Miller Outlines Plans To Beautify City, Pitfield Talks Transit
Posted October 18, 2006 12:00 pm.
This article is more than 5 years old.
David Miller and Jane Pitfield were out making campaign announcements Wednesday and so far they’ve outlined two very different visions for the city.
Miller used a campaign stop at a rejuvenated park in the Bathurst and Wilson area Wednesday morning to highlight his continuing effort to beautify badly neglected public spaces and outlined his vision for a cleaner Toronto.
“Before Ian Leventhal and the communities and Home Depot and Benjamin Moore Paints came here, this space was really neglected. Now it’s a beautiful public space,” Miller said. “It’s a little gem in this neighbourhood, and these are the kinds of public spaces we deserve much more of in Toronto.”
The mayoral incumbent wants to invest more than $17 million in similar projects and intends to create a Partnership office to bring communities together with local government and businesses.
Miller also plans to ensure the city’s buildings are beautiful with the new Toronto Design Review Panel; he’s still promising to use that iconic broom he held up when he won the mayor’s seat last time to get litter off the streets; and he plans to give the city’s garbage bins, benches and newspaper boxes a makeover.
Improving the waterfront is also a key priority on Miller’s agenda, which includes cleaning up beaches, creating new park spaces and bike trails, and ending commercial air traffic in the area.
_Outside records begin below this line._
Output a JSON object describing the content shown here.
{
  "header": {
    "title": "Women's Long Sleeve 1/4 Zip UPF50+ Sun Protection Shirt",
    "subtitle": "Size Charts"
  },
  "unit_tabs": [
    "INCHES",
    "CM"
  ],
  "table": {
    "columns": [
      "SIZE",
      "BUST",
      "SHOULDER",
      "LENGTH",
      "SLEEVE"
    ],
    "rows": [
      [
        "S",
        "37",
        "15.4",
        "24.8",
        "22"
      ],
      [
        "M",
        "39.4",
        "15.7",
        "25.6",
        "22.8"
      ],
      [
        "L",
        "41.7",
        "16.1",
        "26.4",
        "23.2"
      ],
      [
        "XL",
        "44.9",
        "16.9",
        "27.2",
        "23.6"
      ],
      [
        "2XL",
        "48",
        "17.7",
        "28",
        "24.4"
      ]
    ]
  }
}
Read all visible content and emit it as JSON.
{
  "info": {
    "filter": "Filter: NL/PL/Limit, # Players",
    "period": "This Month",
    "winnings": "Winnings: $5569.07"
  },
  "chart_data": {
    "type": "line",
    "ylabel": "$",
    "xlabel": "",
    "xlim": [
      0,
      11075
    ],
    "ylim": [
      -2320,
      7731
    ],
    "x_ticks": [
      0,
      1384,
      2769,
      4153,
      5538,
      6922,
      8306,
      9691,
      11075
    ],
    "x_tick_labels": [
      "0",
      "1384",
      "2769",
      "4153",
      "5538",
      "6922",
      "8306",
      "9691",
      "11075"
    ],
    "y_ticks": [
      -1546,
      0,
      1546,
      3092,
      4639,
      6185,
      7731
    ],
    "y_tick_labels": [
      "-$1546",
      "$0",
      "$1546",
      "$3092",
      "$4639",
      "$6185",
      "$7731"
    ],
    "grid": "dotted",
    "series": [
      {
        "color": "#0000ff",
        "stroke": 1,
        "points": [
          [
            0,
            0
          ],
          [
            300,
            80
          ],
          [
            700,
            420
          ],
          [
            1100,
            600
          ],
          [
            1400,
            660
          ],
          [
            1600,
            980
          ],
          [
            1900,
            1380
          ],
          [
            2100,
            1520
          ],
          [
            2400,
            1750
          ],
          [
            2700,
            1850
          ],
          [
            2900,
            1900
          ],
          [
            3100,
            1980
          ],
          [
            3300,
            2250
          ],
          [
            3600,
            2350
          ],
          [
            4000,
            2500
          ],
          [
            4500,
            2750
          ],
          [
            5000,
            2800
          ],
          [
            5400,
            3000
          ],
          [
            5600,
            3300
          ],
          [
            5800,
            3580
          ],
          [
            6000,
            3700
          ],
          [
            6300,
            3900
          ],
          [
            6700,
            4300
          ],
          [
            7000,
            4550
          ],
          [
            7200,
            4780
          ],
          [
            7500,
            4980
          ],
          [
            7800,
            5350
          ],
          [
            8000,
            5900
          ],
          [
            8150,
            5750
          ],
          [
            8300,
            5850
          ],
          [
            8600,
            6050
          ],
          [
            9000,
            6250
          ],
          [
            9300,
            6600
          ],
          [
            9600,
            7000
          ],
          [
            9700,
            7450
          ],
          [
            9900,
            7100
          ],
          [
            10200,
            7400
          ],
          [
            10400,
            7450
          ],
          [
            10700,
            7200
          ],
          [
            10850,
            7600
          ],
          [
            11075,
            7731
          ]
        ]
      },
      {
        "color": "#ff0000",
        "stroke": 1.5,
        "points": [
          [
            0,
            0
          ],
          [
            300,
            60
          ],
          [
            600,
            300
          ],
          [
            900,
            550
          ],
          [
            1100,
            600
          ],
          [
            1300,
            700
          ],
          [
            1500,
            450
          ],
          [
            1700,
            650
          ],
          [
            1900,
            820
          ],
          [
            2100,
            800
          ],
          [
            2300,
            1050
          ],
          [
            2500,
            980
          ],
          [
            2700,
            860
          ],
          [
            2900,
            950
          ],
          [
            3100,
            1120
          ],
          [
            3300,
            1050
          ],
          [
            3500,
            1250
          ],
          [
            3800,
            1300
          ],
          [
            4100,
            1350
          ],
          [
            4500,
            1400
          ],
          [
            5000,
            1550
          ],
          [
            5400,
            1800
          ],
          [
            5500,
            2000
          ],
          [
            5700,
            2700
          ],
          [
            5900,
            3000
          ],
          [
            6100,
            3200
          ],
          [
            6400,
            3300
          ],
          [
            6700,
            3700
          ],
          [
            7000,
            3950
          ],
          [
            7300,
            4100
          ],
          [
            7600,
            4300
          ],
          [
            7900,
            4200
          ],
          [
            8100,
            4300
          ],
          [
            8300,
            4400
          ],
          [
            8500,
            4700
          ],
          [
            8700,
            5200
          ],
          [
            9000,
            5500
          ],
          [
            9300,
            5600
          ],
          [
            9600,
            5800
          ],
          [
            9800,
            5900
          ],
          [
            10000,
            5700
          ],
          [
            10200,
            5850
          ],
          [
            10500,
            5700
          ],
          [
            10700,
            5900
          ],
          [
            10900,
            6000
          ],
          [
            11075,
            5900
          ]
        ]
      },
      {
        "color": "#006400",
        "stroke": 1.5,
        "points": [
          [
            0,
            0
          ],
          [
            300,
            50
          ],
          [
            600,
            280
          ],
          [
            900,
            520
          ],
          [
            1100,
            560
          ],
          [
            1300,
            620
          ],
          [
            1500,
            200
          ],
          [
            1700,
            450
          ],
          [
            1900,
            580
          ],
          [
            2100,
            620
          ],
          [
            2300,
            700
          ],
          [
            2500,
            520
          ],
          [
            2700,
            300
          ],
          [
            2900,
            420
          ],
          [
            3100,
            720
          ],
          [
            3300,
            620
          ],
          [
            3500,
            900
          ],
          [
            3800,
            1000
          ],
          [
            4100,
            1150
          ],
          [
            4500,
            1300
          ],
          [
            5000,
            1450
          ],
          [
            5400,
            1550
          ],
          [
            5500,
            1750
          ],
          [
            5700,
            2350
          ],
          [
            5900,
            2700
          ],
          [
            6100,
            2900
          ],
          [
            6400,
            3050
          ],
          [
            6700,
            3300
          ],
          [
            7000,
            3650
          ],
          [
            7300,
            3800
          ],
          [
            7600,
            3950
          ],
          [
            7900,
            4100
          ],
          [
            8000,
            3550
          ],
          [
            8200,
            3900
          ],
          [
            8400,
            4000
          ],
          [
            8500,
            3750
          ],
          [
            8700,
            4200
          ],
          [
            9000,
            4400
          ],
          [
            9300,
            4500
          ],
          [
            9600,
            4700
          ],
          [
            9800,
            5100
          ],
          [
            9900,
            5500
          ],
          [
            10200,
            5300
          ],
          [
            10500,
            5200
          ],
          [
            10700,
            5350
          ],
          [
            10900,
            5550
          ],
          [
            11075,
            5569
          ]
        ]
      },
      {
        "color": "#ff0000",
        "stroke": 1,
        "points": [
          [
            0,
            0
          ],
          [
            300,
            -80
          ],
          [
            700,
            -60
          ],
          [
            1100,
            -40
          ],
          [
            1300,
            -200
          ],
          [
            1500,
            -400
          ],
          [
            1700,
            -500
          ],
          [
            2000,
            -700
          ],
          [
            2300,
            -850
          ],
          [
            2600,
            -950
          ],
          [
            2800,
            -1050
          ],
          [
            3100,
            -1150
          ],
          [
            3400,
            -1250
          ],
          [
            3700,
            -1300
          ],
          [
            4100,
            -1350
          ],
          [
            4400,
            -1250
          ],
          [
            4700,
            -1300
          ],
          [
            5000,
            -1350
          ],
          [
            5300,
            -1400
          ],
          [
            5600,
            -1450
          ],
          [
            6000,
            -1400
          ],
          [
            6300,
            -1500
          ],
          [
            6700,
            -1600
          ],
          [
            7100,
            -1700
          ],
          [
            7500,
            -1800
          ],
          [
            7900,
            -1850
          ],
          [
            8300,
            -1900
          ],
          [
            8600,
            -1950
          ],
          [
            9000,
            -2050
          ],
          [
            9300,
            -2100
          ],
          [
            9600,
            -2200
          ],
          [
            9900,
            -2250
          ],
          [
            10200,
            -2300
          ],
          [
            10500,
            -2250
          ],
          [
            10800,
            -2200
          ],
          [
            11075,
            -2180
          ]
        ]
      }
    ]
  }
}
And as Miller was making his clean city promises his main rival Jane Pitfield was also outlining her vision for the TTC and lashed out at her fellow candidate’s inaction on the issue.
“As you know, our transportation system doesn’t work. Twenty years ago, our transit system was a standard against all others were measured . But that was then,” Pitfield said. “Now our transit system has frequent delays, transit cars are littered and crowded, and labour relations are so bad that this past spring we had an illegal strike.”
Pitfield said Miller’s response to the transit strike that stranded some 700,000 people was inadequate.
She’s also a big opponent of Miller’s decision to grant an untendered $700 million contract to build new subway cars to Bombardier and the contentious St. Clair streetcar right-of-way project. If elected mayor, she says she’d stop the project immediately and claims there wasn’t adequate community consultation before the decision was made.